The input required to construct a lift curve is a validation dataset that has been “scored" by appending to each case the estimated probability that it will belong to a given class.
It is convenient to look at the cumulative lift chart (sometimes called a gains chart) which summarizes all the information in these multiple classification matrices into a graph. The graph is constructed with the cumulative number of cases (in descending order of probability) on the x-axis and the cumulative number of true positives on the y-axis as shown below. True positives are those observations from the important class (here class 1) that are classified correctly. The figure gives the table of cumulative values of the class 1 classifications and the corresponding lift chart.
The dashed line joining the points (0,0) to (24,12) is a reference line. For any given number of cases (the x-axis value), it represents the expected number of positives we would predict if we did not have a model but simply selected cases at random. It provides a benchmark against which we can see performance of the model.
If we had to choose 10 cases as class 1 (the important class) members and used our model to pick the ones most likely to be 1's, the lift curve tells us that we would be right about 9 of them. If we simply select 10 cases at random we expect to be right for 10 X 12/24 = 5 cases. The model gives us a “lift" in predicting class 1 of 9/5 = 1.8.
The lift will vary with the number of cases we choose to act on. A good classifier will give us a high lift when we act on only a few cases (i.e. use the prediction for the ones at the top). As we include more cases the lift will decrease. The lift curve for the best possible classifier - a classifier that makes no errors - would overlap the existing curve at the start, continue with a slope of 1 until it reached 12 successes (all the successes), then continue horizontally to the right.

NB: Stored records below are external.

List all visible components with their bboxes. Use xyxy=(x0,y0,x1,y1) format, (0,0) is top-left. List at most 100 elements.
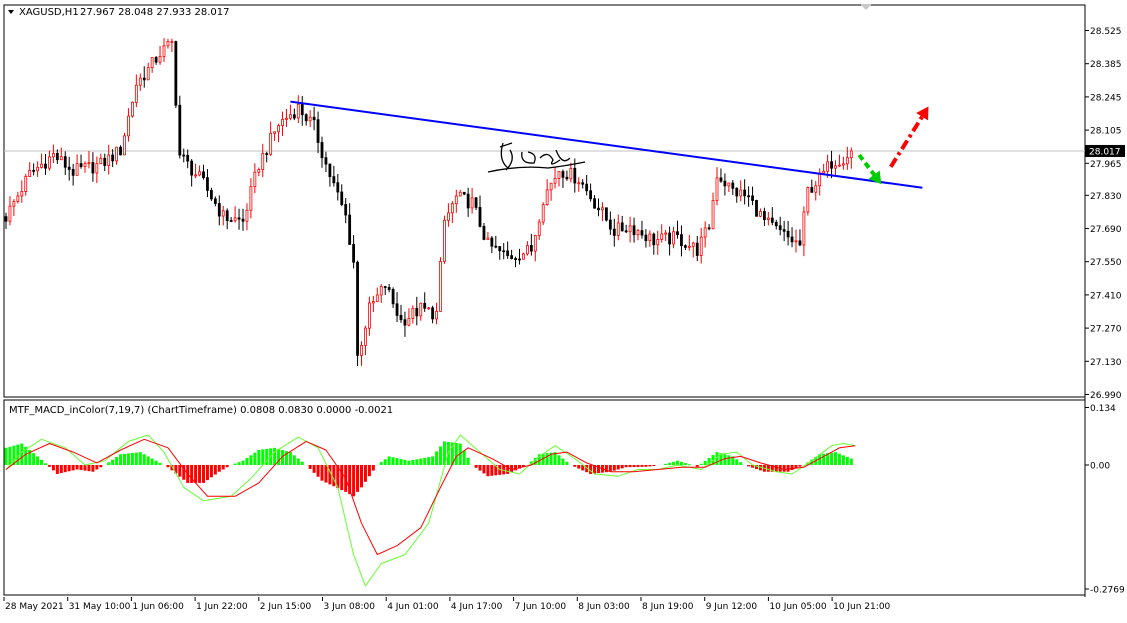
chart-canvas[interactable]: 28.525 28.385 28.245 28.105 27.965 27.830 27.6… xyxy=(0,0,1127,619)
candle-body xyxy=(300,103,304,116)
candle-body xyxy=(288,114,292,119)
histogram-bar xyxy=(154,460,158,465)
candle-body xyxy=(616,222,620,236)
candle-body xyxy=(624,230,628,233)
time-tick-label: 3 Jun 08:00 xyxy=(324,602,376,612)
candle-body xyxy=(478,206,482,227)
candle-body xyxy=(383,286,387,288)
histogram-bar xyxy=(411,459,415,465)
histogram-bar xyxy=(565,461,569,465)
candle-body xyxy=(818,172,822,187)
price-tick-label: 28.245 xyxy=(1090,93,1122,103)
histogram-bar xyxy=(514,465,518,471)
candle-body xyxy=(237,217,241,220)
histogram-bar xyxy=(454,443,458,465)
histogram-bar xyxy=(320,465,324,481)
candle-body xyxy=(786,230,790,238)
histogram-bar xyxy=(407,460,411,465)
histogram-bar xyxy=(158,462,162,465)
candle-body xyxy=(67,166,71,170)
candle-body xyxy=(802,211,806,246)
candle-body xyxy=(842,163,845,166)
histogram-bar xyxy=(561,458,565,465)
histogram-bar xyxy=(316,465,320,477)
candle-body xyxy=(494,245,498,248)
candle-body xyxy=(782,229,786,232)
candle-body xyxy=(134,84,138,103)
candle-body xyxy=(198,171,201,176)
price-tick-label: 28.525 xyxy=(1090,27,1122,37)
histogram-bar xyxy=(462,450,466,465)
histogram-bar xyxy=(837,453,841,465)
candle-body xyxy=(285,117,288,120)
histogram-bar xyxy=(786,465,790,472)
candle-body xyxy=(202,171,205,179)
candle-body xyxy=(324,157,328,165)
candle-body xyxy=(680,234,683,247)
candle-body xyxy=(755,200,758,217)
candle-body xyxy=(213,198,217,204)
histogram-bar xyxy=(32,453,36,465)
histogram-bar xyxy=(415,459,419,465)
histogram-bar xyxy=(845,456,849,465)
candle-body xyxy=(387,287,391,290)
candle-body xyxy=(652,233,656,246)
histogram-bar xyxy=(644,465,648,467)
candle-body xyxy=(581,182,585,185)
candle-body xyxy=(640,230,644,236)
candle-body xyxy=(28,169,32,177)
candle-body xyxy=(206,177,209,191)
histogram-bar xyxy=(324,465,328,483)
candle-body xyxy=(707,227,711,230)
price-tick-label: 26.990 xyxy=(1090,391,1122,401)
histogram-bar xyxy=(727,455,731,465)
candle-body xyxy=(352,244,356,263)
candle-body xyxy=(146,67,150,81)
candle-body xyxy=(577,182,581,185)
candle-body xyxy=(541,204,545,223)
candle-body xyxy=(154,57,158,63)
candle-body xyxy=(312,116,316,121)
candle-body xyxy=(391,289,395,305)
histogram-bar xyxy=(383,459,387,465)
histogram-bar xyxy=(699,463,703,465)
histogram-bar xyxy=(225,465,229,468)
histogram-bar xyxy=(545,453,549,465)
histogram-bar xyxy=(608,465,612,472)
histogram-bar xyxy=(217,465,221,472)
histogram-bar xyxy=(387,456,391,465)
candle-body xyxy=(411,308,415,319)
candle-body xyxy=(664,232,668,235)
candle-body xyxy=(269,132,273,155)
candle-body xyxy=(506,250,510,257)
candle-body xyxy=(790,236,794,243)
candle-body xyxy=(79,163,83,167)
histogram-bar xyxy=(391,457,395,465)
histogram-bar xyxy=(273,447,277,465)
histogram-bar xyxy=(466,457,470,465)
price-tick-label: 27.550 xyxy=(1090,258,1122,268)
histogram-bar xyxy=(142,454,146,465)
candle-body xyxy=(470,197,474,209)
candle-body xyxy=(739,189,743,197)
candle-body xyxy=(225,210,229,221)
candle-body xyxy=(620,222,624,232)
candle-body xyxy=(751,195,754,201)
histogram-bar xyxy=(8,446,12,465)
time-tick-label: 8 Jun 03:00 xyxy=(578,602,630,612)
candle-body xyxy=(466,193,470,209)
histogram-bar xyxy=(134,452,138,465)
histogram-bar xyxy=(138,452,142,465)
candle-body xyxy=(296,103,300,119)
candle-body xyxy=(12,201,16,207)
candle-body xyxy=(427,307,431,310)
histogram-bar xyxy=(130,452,134,465)
chart-window[interactable]: 28.525 28.385 28.245 28.105 27.965 27.830 27.6… xyxy=(0,0,1127,619)
histogram-bar xyxy=(640,465,644,467)
histogram-bar xyxy=(664,463,668,465)
candle-body xyxy=(320,142,324,159)
histogram-bar xyxy=(146,456,150,465)
histogram-bar xyxy=(59,465,63,474)
candle-body xyxy=(186,154,190,162)
candle-body xyxy=(660,233,664,240)
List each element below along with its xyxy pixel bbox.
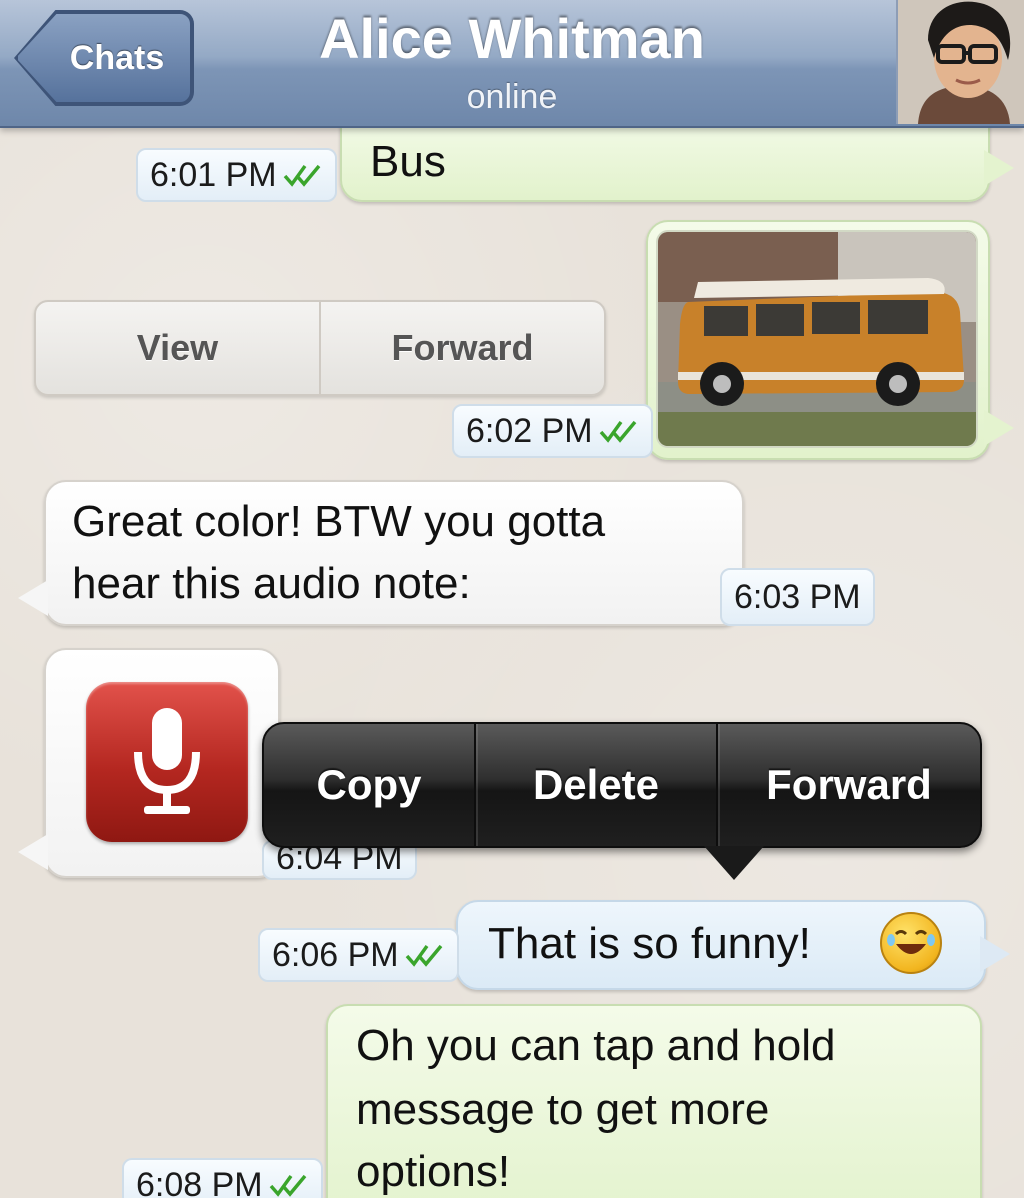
bubble-tail xyxy=(980,936,1010,972)
audio-note-button[interactable] xyxy=(86,682,248,842)
timestamp-text: 6:02 PM xyxy=(466,411,593,450)
bubble-tail xyxy=(18,834,48,870)
microphone-icon xyxy=(134,708,200,814)
message-text-line: message to get more xyxy=(356,1085,770,1134)
context-delete[interactable]: Delete xyxy=(474,724,716,846)
message-timestamp: 6:02 PM xyxy=(452,404,653,458)
double-check-icon xyxy=(283,164,320,187)
timestamp-text: 6:01 PM xyxy=(150,155,277,194)
avatar-portrait-icon xyxy=(898,0,1024,124)
message-timestamp: 6:08 PM xyxy=(122,1158,323,1198)
message-timestamp: 6:01 PM xyxy=(136,148,337,202)
forward-button[interactable]: Forward xyxy=(319,302,604,394)
message-text: Bus xyxy=(370,137,446,186)
navigation-bar: Chats Alice Whitman online xyxy=(0,0,1024,128)
contact-avatar[interactable] xyxy=(896,0,1024,124)
photo-thumbnail[interactable] xyxy=(656,230,978,448)
message-context-menu: Copy Delete Forward xyxy=(262,722,982,848)
photo-actions: View Forward xyxy=(34,300,606,396)
message-timestamp: 6:06 PM xyxy=(258,928,459,982)
context-menu-pointer xyxy=(704,846,764,880)
camper-van-photo xyxy=(658,232,976,446)
message-text-line: Oh you can tap and hold xyxy=(356,1021,836,1070)
context-forward[interactable]: Forward xyxy=(716,724,980,846)
contact-status: online xyxy=(466,78,558,116)
message-text-line: hear this audio note: xyxy=(72,559,471,608)
timestamp-text: 6:03 PM xyxy=(734,577,861,616)
message-text-line: Great color! BTW you gotta xyxy=(72,497,606,546)
context-copy[interactable]: Copy xyxy=(264,724,474,846)
laughing-emoji-icon xyxy=(880,912,942,974)
timestamp-text: 6:06 PM xyxy=(272,935,399,974)
message-text: That is so funny! xyxy=(488,919,811,968)
bubble-tail xyxy=(984,150,1014,186)
double-check-icon xyxy=(405,944,442,967)
contact-name[interactable]: Alice Whitman xyxy=(0,6,1024,71)
timestamp-text: 6:08 PM xyxy=(136,1165,263,1198)
message-timestamp: 6:03 PM xyxy=(720,568,875,626)
double-check-icon xyxy=(599,420,636,443)
message-text-line: options! xyxy=(356,1147,511,1196)
bubble-tail xyxy=(984,410,1014,446)
view-button[interactable]: View xyxy=(36,302,319,394)
double-check-icon xyxy=(269,1174,306,1197)
bubble-tail xyxy=(18,580,48,616)
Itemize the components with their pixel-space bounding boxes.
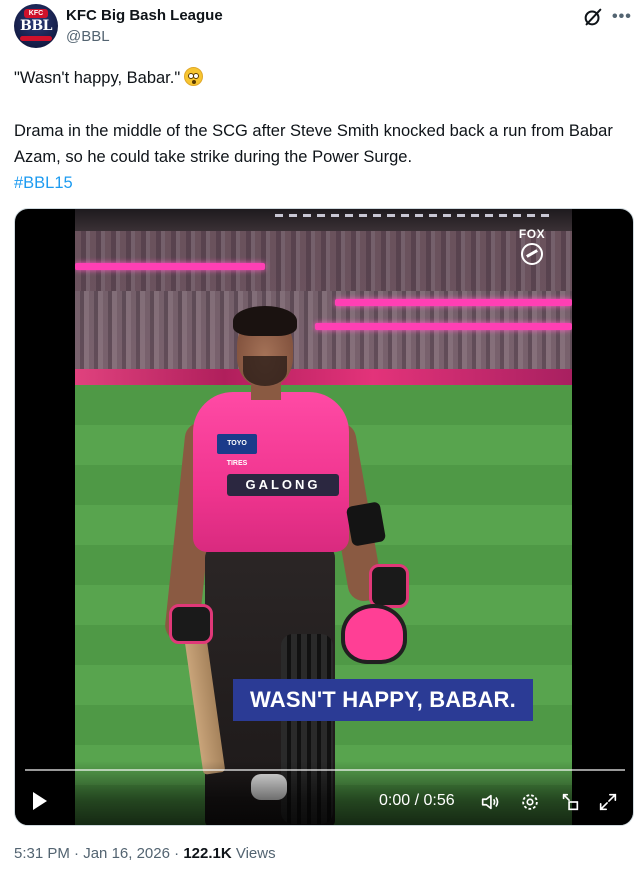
video-time: 0:00 / 0:56 [379, 792, 455, 809]
separator-dot: · [74, 845, 80, 862]
video-frame[interactable]: FOX TOYO TIRES GALONG WASN'T HAPPY, BABA… [75, 209, 572, 825]
post-header: KFC BBL KFC Big Bash League @BBL ••• [14, 4, 632, 52]
avatar[interactable]: KFC BBL [14, 4, 58, 48]
flushed-face-emoji-icon [184, 67, 204, 86]
video-caption: WASN'T HAPPY, BABAR. [233, 679, 533, 721]
account-name[interactable]: KFC Big Bash League [66, 7, 223, 24]
video-player[interactable]: FOX TOYO TIRES GALONG WASN'T HAPPY, BABA… [14, 208, 634, 826]
post-date[interactable]: Jan 16, 2026 [83, 845, 170, 862]
grok-icon[interactable] [582, 6, 604, 28]
views-label: Views [235, 845, 276, 862]
player-hair [233, 306, 297, 336]
avatar-bbl-text: BBL [19, 18, 53, 34]
avatar-kfc-text: KFC [24, 9, 48, 18]
jersey-sponsor: GALONG [227, 474, 339, 496]
views-count: 122.1K [183, 845, 232, 862]
hashtag-link[interactable]: #BBL15 [14, 174, 73, 192]
video-progress-bar[interactable] [25, 769, 625, 771]
post-text-body: Drama in the middle of the SCG after Ste… [14, 118, 624, 196]
batting-glove-left [169, 604, 213, 644]
post-meta: 5:31 PM · Jan 16, 2026 · 122.1K Views [14, 845, 276, 862]
more-icon[interactable]: ••• [612, 8, 632, 26]
crowd-upper [75, 231, 572, 291]
player-jersey [193, 392, 349, 552]
post-body-text: Drama in the middle of the SCG after Ste… [14, 122, 613, 166]
pip-icon[interactable] [559, 791, 581, 813]
batting-glove-right [369, 564, 409, 608]
fox-logo-text: FOX [518, 227, 546, 241]
post-time[interactable]: 5:31 PM [14, 845, 70, 862]
stadium-lights [275, 214, 555, 217]
fullscreen-icon[interactable] [597, 791, 619, 813]
post-quote-text: "Wasn't happy, Babar." [14, 69, 181, 87]
account-handle[interactable]: @BBL [66, 28, 110, 45]
batsman-figure: TOYO TIRES GALONG [163, 304, 435, 825]
separator-dot: · [174, 845, 180, 862]
settings-icon[interactable] [519, 791, 541, 813]
fox-cricket-logo: FOX [515, 227, 549, 273]
cricket-ball-icon [521, 243, 543, 265]
play-icon[interactable] [33, 792, 47, 810]
jersey-sleeve-sponsor: TOYO TIRES [217, 434, 257, 467]
avatar-swoosh [20, 36, 52, 41]
player-armband [345, 501, 387, 547]
volume-icon[interactable] [479, 791, 501, 813]
player-beard [243, 356, 287, 386]
batting-helmet [341, 604, 407, 664]
stadium-roof [75, 209, 572, 231]
led-strip [75, 263, 265, 270]
post-text-quote: "Wasn't happy, Babar." [14, 66, 204, 90]
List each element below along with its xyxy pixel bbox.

The same information can be portrayed as a “decile" chart, shown in the second figure below, which is widely used in direct marketing predictive modeling. The bars show the factor by which our model outperforms a random assignment of 0's and 1's. Reading the first bar on the left, we see that taking the 10% of the records that are ranked by the model as "the most probable 1's" yields twice as many 1's as would a random selection of 10% of the records.